Indeed, the transition points to a deeper, recurring tension in governance – the struggle to balance political convenience with the discipline required to achieve sustainable reform. At a moment when the economy is strained by renewed inflation fear and fiscal crisis struggle, the change raises a fundamental concern: Can it truly move from episodic reform to sustained fiscal re-engineering? Three years is an entry point into a medium-term horizon and provides a lens for a thorough review of the reforms. Change of personnel could be the beginning of policy resets, which makes investors’ fears reasonable. The reassurance by Oyedele last week that reforms would be sustained was most apt and suggested that the path to the future is not uncertain.
Yet, this is the time to build on the macro gains. The “measurable outcome” the new minister referred to when he spoke at the Nigerian Economic Summit Group (NESG) event must include, substantially, how the reforms translate to welfare improvement, that is, the dining table. The reinvigorated national economic management team must henceforth begin to factor the living conditions of the average Nigerian into the fiscal equation. They have reason to celebrate a rich macroeconomic outlook that leaves more Nigerians in abject poverty. If the current reform succeeds, it would not be because the output level is larger but because more youth can get jobs and more households can afford three square meals a day.

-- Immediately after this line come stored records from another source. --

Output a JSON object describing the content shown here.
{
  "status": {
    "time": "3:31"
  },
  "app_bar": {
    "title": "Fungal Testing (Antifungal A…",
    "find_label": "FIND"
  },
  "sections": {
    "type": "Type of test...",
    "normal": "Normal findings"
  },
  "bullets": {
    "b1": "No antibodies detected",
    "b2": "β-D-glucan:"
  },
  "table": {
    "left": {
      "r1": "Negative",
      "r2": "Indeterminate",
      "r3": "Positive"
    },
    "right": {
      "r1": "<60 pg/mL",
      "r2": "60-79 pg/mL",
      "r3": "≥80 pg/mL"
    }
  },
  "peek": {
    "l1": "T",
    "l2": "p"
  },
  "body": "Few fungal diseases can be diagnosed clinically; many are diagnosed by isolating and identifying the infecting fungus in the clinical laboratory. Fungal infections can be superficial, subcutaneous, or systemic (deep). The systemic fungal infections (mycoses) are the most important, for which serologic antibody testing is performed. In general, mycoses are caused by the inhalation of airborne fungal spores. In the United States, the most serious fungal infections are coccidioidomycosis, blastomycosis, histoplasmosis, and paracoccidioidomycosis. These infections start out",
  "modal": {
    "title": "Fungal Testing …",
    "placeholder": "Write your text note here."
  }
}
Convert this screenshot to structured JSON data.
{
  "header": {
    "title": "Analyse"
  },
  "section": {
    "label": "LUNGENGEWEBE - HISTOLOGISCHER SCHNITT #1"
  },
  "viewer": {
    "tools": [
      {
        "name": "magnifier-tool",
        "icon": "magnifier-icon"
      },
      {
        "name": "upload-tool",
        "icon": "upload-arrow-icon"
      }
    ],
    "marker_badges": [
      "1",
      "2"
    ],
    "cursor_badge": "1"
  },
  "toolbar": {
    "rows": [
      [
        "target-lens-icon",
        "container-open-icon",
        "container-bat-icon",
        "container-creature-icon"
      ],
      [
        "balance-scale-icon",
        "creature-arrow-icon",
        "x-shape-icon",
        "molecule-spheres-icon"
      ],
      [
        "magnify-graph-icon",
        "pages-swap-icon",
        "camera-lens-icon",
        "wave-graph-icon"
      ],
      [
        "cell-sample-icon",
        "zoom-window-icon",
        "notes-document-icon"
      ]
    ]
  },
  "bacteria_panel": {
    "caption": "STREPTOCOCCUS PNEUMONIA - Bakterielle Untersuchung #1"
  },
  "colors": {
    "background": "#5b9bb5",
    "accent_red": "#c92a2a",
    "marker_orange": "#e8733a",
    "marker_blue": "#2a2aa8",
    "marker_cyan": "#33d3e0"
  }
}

There is already a dangerous presumption – that Oyedele, who had worked with the government to put in place a framework to fix its tattered tax revenue, is being promoted to expand tax proceeds. The government must determine the level of tax rates that optimise its revenue. Higher tax rates do not necessarily mean more revenue, as additional taxes could have a decay effect on both revenue and the economy. Besides, only the living pay taxes. These are not nuggets but revenue mobilisation lessons the government cannot ignore at this critical time. Going forward, the reforms must be solid in fiscal stability. But they should be bigger in ease of doing business and in supporting vulnerable households, not in rhetoric but in action. Nigeria cannot continue with a patchwork of business suppression under any guise in the name of reform and expect a bigger public purse. The new economic team should begin its work on actionable plans to bottom-up the process to see every financially viable sector of Nigeria as a block for building an improved economy.